« Le 9 mai – Mémoire interdite, mémoire trahie » Échos mémoirels – Ce que l’on préfère ne pas entendre

par Cassandre G
lundi 21 avril 2025

(En réponse surtout aux réactions suscitées par mon précédent article : « Le Naufrage mémoirel de l’Europe : Révisionnisme, Russophobie et Dérive Belliqueuse »)

J’ai publié il y a peu un article intitulé « Le Naufrage mémoirel de l’Europe », dont le titre — et plus encore le terme mémoirel — a, semble-t-il, suscité davantage d’interrogations sur sa forme que de réflexion sur son fond.

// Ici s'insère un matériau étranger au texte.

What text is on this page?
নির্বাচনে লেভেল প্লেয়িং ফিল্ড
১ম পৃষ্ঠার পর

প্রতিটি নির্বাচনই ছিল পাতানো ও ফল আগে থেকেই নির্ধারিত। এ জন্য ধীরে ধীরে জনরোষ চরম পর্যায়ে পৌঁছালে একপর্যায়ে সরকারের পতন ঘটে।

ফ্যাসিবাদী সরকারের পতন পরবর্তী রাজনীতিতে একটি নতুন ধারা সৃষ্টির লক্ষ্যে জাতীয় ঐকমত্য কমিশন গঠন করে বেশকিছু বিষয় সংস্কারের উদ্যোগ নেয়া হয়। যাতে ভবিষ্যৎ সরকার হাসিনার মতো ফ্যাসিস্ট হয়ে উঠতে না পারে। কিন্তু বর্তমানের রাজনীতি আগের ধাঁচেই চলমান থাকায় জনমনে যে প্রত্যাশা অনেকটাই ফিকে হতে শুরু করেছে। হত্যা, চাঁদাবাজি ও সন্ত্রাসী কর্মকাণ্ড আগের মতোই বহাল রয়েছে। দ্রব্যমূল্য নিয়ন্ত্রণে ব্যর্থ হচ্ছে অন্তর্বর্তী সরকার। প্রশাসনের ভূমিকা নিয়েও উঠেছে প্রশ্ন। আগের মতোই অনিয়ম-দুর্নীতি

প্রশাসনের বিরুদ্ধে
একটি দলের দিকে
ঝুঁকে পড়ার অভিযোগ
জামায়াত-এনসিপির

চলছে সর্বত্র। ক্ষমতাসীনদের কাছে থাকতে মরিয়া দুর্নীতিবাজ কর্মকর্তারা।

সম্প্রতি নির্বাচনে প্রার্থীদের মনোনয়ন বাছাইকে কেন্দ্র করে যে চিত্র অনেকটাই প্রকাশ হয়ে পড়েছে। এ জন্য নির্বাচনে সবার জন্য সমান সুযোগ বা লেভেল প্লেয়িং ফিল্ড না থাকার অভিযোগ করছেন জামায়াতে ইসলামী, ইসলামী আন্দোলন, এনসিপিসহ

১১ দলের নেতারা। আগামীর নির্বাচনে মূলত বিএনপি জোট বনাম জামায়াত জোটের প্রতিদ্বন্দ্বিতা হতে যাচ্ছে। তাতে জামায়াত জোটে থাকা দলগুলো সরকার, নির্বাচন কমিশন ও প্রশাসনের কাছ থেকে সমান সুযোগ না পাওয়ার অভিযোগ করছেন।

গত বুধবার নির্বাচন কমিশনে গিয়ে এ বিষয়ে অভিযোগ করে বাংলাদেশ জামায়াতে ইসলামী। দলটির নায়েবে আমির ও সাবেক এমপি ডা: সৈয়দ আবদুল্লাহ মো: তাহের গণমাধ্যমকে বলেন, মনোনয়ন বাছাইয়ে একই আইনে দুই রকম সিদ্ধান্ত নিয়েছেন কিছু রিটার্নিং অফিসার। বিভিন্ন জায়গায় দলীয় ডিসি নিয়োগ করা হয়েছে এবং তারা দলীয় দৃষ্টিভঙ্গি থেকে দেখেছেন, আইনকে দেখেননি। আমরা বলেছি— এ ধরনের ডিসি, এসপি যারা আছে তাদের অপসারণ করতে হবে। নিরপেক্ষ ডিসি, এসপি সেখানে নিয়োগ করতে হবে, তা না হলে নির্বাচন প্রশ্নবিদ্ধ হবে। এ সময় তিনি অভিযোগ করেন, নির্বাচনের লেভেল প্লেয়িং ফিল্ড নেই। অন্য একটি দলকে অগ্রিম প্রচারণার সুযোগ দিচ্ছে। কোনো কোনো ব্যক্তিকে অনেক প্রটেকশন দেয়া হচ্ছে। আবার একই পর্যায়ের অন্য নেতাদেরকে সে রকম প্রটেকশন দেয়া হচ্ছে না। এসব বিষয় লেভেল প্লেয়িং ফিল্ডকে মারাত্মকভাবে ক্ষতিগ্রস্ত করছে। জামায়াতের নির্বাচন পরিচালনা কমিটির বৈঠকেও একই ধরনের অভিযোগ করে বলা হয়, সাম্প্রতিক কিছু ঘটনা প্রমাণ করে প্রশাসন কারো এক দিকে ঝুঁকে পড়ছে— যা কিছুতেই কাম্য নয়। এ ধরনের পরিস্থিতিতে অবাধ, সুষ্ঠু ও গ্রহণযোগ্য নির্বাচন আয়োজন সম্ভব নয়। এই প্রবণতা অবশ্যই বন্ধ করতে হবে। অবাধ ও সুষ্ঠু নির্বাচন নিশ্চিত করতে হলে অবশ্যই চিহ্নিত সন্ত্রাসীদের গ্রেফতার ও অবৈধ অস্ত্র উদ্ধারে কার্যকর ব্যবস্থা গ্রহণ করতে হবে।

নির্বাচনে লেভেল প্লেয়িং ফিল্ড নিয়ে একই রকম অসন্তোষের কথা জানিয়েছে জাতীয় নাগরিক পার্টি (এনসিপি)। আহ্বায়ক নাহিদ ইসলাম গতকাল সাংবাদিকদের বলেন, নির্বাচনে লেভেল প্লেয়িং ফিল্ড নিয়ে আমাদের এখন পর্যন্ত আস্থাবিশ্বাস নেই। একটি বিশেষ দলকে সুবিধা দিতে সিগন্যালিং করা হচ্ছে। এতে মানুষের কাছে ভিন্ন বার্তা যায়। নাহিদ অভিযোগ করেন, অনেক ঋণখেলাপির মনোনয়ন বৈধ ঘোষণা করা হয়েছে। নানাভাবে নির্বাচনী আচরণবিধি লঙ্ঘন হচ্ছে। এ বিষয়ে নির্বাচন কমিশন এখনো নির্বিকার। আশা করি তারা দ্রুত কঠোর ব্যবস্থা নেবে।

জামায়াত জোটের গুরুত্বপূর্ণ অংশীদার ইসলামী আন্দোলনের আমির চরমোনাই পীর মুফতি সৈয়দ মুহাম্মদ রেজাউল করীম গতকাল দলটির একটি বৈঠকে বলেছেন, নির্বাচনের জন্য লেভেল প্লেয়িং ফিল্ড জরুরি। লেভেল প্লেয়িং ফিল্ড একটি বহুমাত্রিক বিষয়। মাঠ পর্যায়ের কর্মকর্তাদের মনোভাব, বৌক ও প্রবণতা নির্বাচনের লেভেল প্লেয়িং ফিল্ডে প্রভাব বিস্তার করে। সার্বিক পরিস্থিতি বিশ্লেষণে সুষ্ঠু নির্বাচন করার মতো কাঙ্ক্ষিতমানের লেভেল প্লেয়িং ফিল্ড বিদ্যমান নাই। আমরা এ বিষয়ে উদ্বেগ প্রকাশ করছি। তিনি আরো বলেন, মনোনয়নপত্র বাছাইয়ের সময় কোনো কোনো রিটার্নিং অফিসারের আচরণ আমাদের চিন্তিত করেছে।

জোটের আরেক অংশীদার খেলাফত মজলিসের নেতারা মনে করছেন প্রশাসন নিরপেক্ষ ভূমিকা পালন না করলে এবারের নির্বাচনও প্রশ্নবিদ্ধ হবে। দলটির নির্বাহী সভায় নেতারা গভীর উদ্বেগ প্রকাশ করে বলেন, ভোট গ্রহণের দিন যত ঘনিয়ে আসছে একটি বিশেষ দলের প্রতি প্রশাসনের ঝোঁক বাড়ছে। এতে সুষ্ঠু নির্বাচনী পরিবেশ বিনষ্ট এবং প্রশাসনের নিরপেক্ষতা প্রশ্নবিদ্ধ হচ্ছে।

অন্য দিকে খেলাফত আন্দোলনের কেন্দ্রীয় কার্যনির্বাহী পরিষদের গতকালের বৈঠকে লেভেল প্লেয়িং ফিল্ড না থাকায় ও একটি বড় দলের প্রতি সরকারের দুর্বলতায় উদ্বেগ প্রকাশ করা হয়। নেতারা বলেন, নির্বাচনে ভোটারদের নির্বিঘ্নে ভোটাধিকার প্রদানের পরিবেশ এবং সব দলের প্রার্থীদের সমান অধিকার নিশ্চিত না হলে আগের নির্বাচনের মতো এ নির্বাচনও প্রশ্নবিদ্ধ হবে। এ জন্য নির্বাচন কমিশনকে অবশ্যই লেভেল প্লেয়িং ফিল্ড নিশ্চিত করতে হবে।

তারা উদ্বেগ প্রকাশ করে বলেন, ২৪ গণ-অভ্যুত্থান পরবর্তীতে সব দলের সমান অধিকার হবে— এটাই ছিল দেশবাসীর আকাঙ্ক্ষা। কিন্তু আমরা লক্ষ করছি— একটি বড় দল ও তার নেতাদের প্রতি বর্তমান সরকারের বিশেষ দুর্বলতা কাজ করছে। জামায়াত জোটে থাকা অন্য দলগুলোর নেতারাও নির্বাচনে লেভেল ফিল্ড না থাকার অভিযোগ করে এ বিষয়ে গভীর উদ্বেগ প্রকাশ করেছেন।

Certains ont tiqué sur ce mot rare, presque effacé des dictionnaires. Il est vrai que mémoirel n’est pas d’un usage courant. Mais ce n’est pas un caprice stylistique. Ce terme désigne autre chose que la simple mémoire historique ou les madeleines proustiennes de salon : il nomme et décrit ce terrain mouvant, ce champ trouble où se croisent souvenirs collectifs embarrassants, creusés tantôt profondément, tantôt de manière superficielle ; et des oublis stratégiques pour disculper et réconcilier les peuples ; réécritures organisées et glorifications douteuses.
Et peut-être est-ce justement là ce qui dérange.

Car parler de mémoirel, c’est éclairer aussi les angles morts. C’est braquer un projecteur sans détour sur les silences arrangeants, les non-dits diplomatiques, les inversions historiques remisées dans le soft power occidental et les manuels scolaires édulcorés. Et cela révèle — et réveille — parfois avec une netteté désolante, les désirs de revanche, les nostalgies perverses qui suintent dans les curriculums occultés de certains de nos aïeux compromis, les postures faussement modernes qui masquent mal le retour de très vieilles haines. Sous prétexte que « l’eau a coulé sous les ponts », on nous intime d’oublier. Mais oublier quoi ? Et au profit de qui ?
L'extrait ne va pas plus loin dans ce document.